In the Steel City, Georgia Tech watched Pittsburgh fumble five times in the first 10 minutes of the game. The Yellow Jackets scooped up one short-field touchdown after another and led, 28-0, before anyone’s seat was warm.
Staying in the ACC Coastal, it wasn’t enough that Virginia gave up a go-ahead touchdown pass to North Carolina when the Tar Heels had to insert a backup quarterback due to the helmet rule (which forced starter Marquise Williams to leave the game for a third-down play; he lost his helmet on second down). The Cavaliers had one last chance to get the ball back in the final minutes, down by one point (28-27). North Carolina faced fourth and two at the Virginia 21 with 1:17 left and called timeout. After the timeout, Virginia put 12 men on the field, giving North Carolina a first down. Just when you thought Mike London’s tenure in Charlottesville was beginning to turn the corner…
USC-Utah was an absurd game for all sorts of reasons, beginning with one specific play, which escaped notice from most national commentators because:
A) Many of them had gone to bed.
B) Fox Sports 1, the game broadcaster, didn’t make note of this in real time when the play happened (though it would be unfair to expect announcers to catch every pick play, since the occurrence is so selectively called a penalty).
Here’s the play, which we made note of in a Locker post:
Pick play. @TomahawkNation? pic.twitter.com/x5PnJbkNB3
— ⚡️#BeatUNC⚡️ (@iTdatCANEdUDE) October 26, 2014
Beyond that incident, USC-Utah was absurd because USC head coach Steve Sarkisian coached well at the end of the game… but still lost.

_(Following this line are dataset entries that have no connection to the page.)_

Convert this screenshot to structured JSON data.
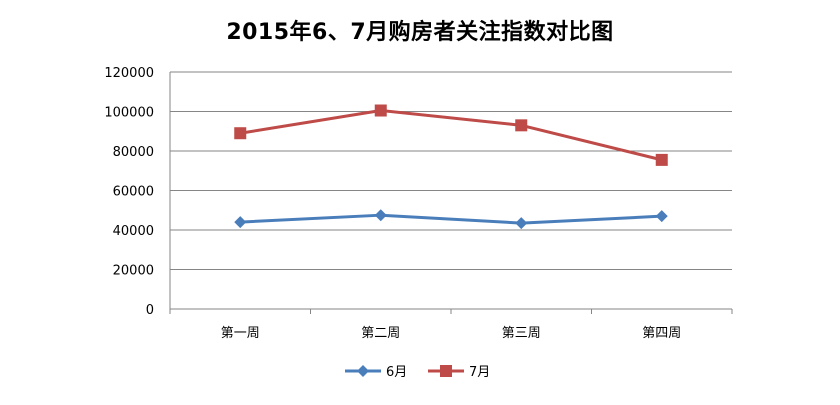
{
  "chart_data": {
    "type": "line",
    "title": "2015年6、7月购房者关注指数对比图",
    "categories": [
      "第一周",
      "第二周",
      "第三周",
      "第四周"
    ],
    "series": [
      {
        "name": "6月",
        "values": [
          44000,
          47500,
          43500,
          47000
        ],
        "color": "#4a7ebb",
        "marker": "diamond"
      },
      {
        "name": "7月",
        "values": [
          89000,
          100500,
          93000,
          75500
        ],
        "color": "#be4b48",
        "marker": "square"
      }
    ],
    "ylim": [
      0,
      120000
    ],
    "yticks": [
      0,
      20000,
      40000,
      60000,
      80000,
      100000,
      120000
    ],
    "grid": true,
    "legend": "bottom",
    "xlabel": "",
    "ylabel": ""
  }
}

Sarkisian and the USC offensive staff came up with two excellent play calls on third and fourth down, when the Trojans needed just one more first down to ice the game, leading 21-17. On third and two, Cody Kessler — who had played really well at quarterback to that point — simply had the ball slip out of his hands as he began to throw it. A clean pass to an open receiver in the right flat would have gained a first down. On fourth and two, USC’s Nelson Agholor turned the corner on the left sideline, part of a clever play by Sark. Agholor beat his primary defender on the edge and just needed to stay in bounds for a few more steps. Improbably, he stepped out of bounds short of the sticks. Utah then drove down the field to end the game.
I’m skeptical of Sarkisian’s ability to turn around USC, but fair is fair: Sark made good calls near the end of that game. He just wasn’t rewarded for them. Weird stuff happened. In the wake of a World Series contested by two wild card teams that failed to win 90 games in the regular season, we should have a greater tolerance for weirdness in sports.

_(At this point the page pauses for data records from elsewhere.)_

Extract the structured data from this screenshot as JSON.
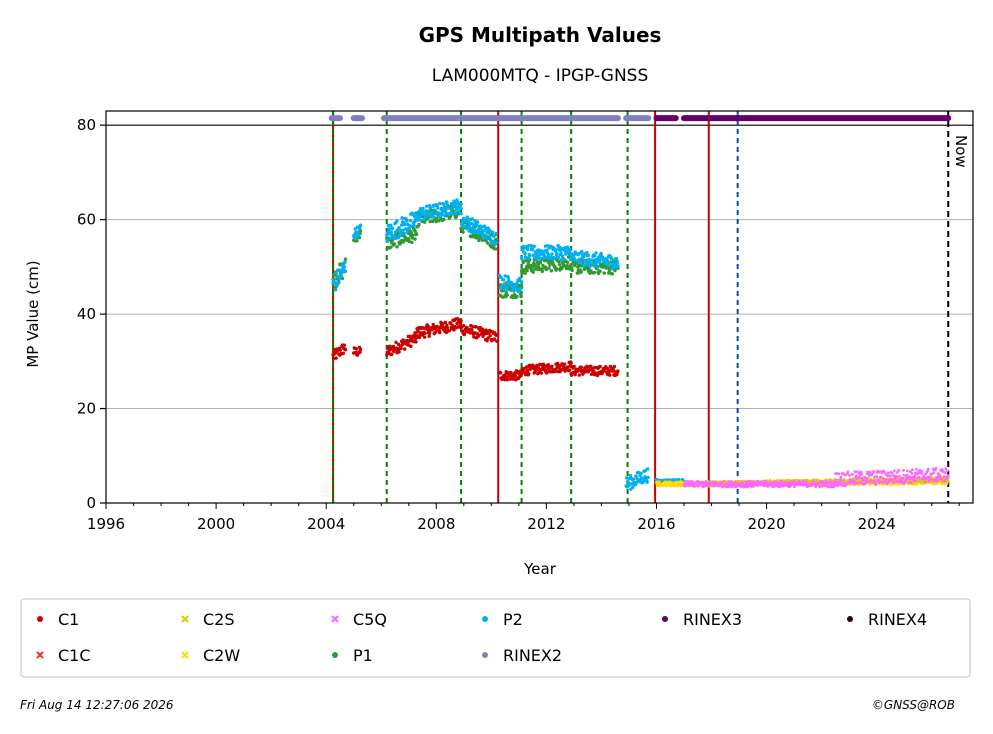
{
  "chart_data": {
    "type": "scatter",
    "title": "GPS Multipath Values",
    "subtitle": "LAM000MTQ - IPGP-GNSS",
    "xlabel": "Year",
    "ylabel": "MP Value (cm)",
    "xlim": [
      1996,
      2027.5
    ],
    "ylim": [
      0,
      83
    ],
    "xticks": [
      "1996",
      "2000",
      "2004",
      "2008",
      "2012",
      "2016",
      "2020",
      "2024"
    ],
    "yticks": [
      "0",
      "20",
      "40",
      "60",
      "80"
    ],
    "grid": "horizontal",
    "legend_position": "bottom",
    "now_label": "Now",
    "now_year": 2026.6,
    "vertical_markers": [
      {
        "year": 2004.25,
        "kind": "receiver",
        "color": "#cc0000"
      },
      {
        "year": 2004.25,
        "kind": "antenna",
        "color": "#008000"
      },
      {
        "year": 2006.2,
        "kind": "antenna",
        "color": "#008000"
      },
      {
        "year": 2008.9,
        "kind": "antenna",
        "color": "#008000"
      },
      {
        "year": 2010.25,
        "kind": "receiver",
        "color": "#cc0000"
      },
      {
        "year": 2011.1,
        "kind": "antenna",
        "color": "#008000"
      },
      {
        "year": 2012.9,
        "kind": "antenna",
        "color": "#008000"
      },
      {
        "year": 2014.95,
        "kind": "antenna",
        "color": "#008000"
      },
      {
        "year": 2015.95,
        "kind": "receiver",
        "color": "#cc0000"
      },
      {
        "year": 2017.9,
        "kind": "receiver",
        "color": "#cc0000"
      },
      {
        "year": 2018.95,
        "kind": "other",
        "color": "#0050a0"
      }
    ],
    "rinex_bars": [
      {
        "name": "RINEX2",
        "color": "#8080c0",
        "ranges": [
          [
            2004.2,
            2004.5
          ],
          [
            2005.0,
            2005.3
          ],
          [
            2006.1,
            2014.6
          ],
          [
            2014.9,
            2015.7
          ]
        ]
      },
      {
        "name": "RINEX3",
        "color": "#660066",
        "ranges": [
          [
            2016.0,
            2016.7
          ],
          [
            2017.0,
            2026.6
          ]
        ]
      }
    ],
    "series": [
      {
        "name": "C1",
        "color": "#cc0000",
        "marker": "dot",
        "segments": [
          {
            "x": [
              2004.25,
              2004.7
            ],
            "y": [
              31,
              33
            ],
            "spread": 2.5
          },
          {
            "x": [
              2005.0,
              2005.25
            ],
            "y": [
              32,
              32
            ],
            "spread": 2
          },
          {
            "x": [
              2006.2,
              2007.3
            ],
            "y": [
              32,
              35
            ],
            "spread": 2.5
          },
          {
            "x": [
              2007.3,
              2008.9
            ],
            "y": [
              36,
              38
            ],
            "spread": 2.5
          },
          {
            "x": [
              2008.9,
              2010.2
            ],
            "y": [
              37,
              35
            ],
            "spread": 2.5
          },
          {
            "x": [
              2010.3,
              2011.1
            ],
            "y": [
              27,
              27
            ],
            "spread": 2
          },
          {
            "x": [
              2011.1,
              2012.9
            ],
            "y": [
              28,
              29
            ],
            "spread": 2
          },
          {
            "x": [
              2012.9,
              2014.6
            ],
            "y": [
              28,
              28
            ],
            "spread": 2
          }
        ]
      },
      {
        "name": "C1C",
        "color": "#ee3333",
        "marker": "x",
        "segments": [
          {
            "x": [
              2016.0,
              2017.9
            ],
            "y": [
              4,
              4
            ],
            "spread": 0.6
          }
        ]
      },
      {
        "name": "C2S",
        "color": "#ddcc00",
        "marker": "x",
        "segments": [
          {
            "x": [
              2017.9,
              2026.6
            ],
            "y": [
              4,
              5
            ],
            "spread": 1
          }
        ]
      },
      {
        "name": "C2W",
        "color": "#ffdd00",
        "marker": "x",
        "segments": [
          {
            "x": [
              2016.0,
              2026.6
            ],
            "y": [
              4,
              4.5
            ],
            "spread": 1
          }
        ]
      },
      {
        "name": "C5Q",
        "color": "#ff66ff",
        "marker": "x",
        "segments": [
          {
            "x": [
              2017.0,
              2022.5
            ],
            "y": [
              4,
              4
            ],
            "spread": 1.2
          },
          {
            "x": [
              2022.5,
              2026.6
            ],
            "y": [
              5,
              6
            ],
            "spread": 3
          }
        ]
      },
      {
        "name": "P1",
        "color": "#339933",
        "marker": "dot",
        "segments": [
          {
            "x": [
              2004.25,
              2004.7
            ],
            "y": [
              47,
              50
            ],
            "spread": 4
          },
          {
            "x": [
              2005.0,
              2005.25
            ],
            "y": [
              56,
              57
            ],
            "spread": 2
          },
          {
            "x": [
              2006.2,
              2007.3
            ],
            "y": [
              55,
              57
            ],
            "spread": 3
          },
          {
            "x": [
              2007.3,
              2008.9
            ],
            "y": [
              60,
              62
            ],
            "spread": 3
          },
          {
            "x": [
              2008.9,
              2010.2
            ],
            "y": [
              59,
              55
            ],
            "spread": 3
          },
          {
            "x": [
              2010.3,
              2011.1
            ],
            "y": [
              45,
              45
            ],
            "spread": 3
          },
          {
            "x": [
              2011.1,
              2012.9
            ],
            "y": [
              50,
              51
            ],
            "spread": 3
          },
          {
            "x": [
              2012.9,
              2014.6
            ],
            "y": [
              50,
              50
            ],
            "spread": 3
          }
        ]
      },
      {
        "name": "P2",
        "color": "#00b0f0",
        "marker": "dot",
        "segments": [
          {
            "x": [
              2004.25,
              2004.7
            ],
            "y": [
              46,
              50
            ],
            "spread": 4
          },
          {
            "x": [
              2005.0,
              2005.25
            ],
            "y": [
              57,
              58
            ],
            "spread": 2
          },
          {
            "x": [
              2006.2,
              2007.3
            ],
            "y": [
              57,
              60
            ],
            "spread": 4
          },
          {
            "x": [
              2007.3,
              2008.9
            ],
            "y": [
              61,
              63
            ],
            "spread": 3
          },
          {
            "x": [
              2008.9,
              2010.2
            ],
            "y": [
              60,
              56
            ],
            "spread": 3
          },
          {
            "x": [
              2010.3,
              2011.1
            ],
            "y": [
              47,
              46
            ],
            "spread": 3
          },
          {
            "x": [
              2011.1,
              2012.9
            ],
            "y": [
              53,
              53
            ],
            "spread": 3
          },
          {
            "x": [
              2012.9,
              2014.6
            ],
            "y": [
              52,
              51
            ],
            "spread": 3
          },
          {
            "x": [
              2014.9,
              2015.7
            ],
            "y": [
              4,
              6
            ],
            "spread": 3
          },
          {
            "x": [
              2016.0,
              2017.0
            ],
            "y": [
              4.5,
              4.5
            ],
            "spread": 1
          }
        ]
      },
      {
        "name": "RINEX2",
        "color": "#8080c0",
        "marker": "dot",
        "segments": []
      },
      {
        "name": "RINEX3",
        "color": "#660066",
        "marker": "dot",
        "segments": []
      },
      {
        "name": "RINEX4",
        "color": "#220022",
        "marker": "dot",
        "segments": []
      }
    ]
  },
  "footer": {
    "date": "Fri Aug 14 12:27:06 2026",
    "credit": "©GNSS@ROB"
  }
}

The other absurd part of USC-Utah: The Utes fumbled twice inside the USC 2-yard line, one of them on a play that was initially ruled dead by a premature and errant whistle. Within all the absurdities that flowed from week nine’s events, a big dose of credit should be given to the replay booth in Salt Lake City for overturning not just the call, but allowing USC to get the benefit of a recovered fumble. Credit also belongs to college football’s rulemakers for instituting policies flexible enough to allow for the overturning of a bad call involving a premature whistle. Two or more years ago, Utah probably would have kept the ball on its third-quarter fumble at the USC 1.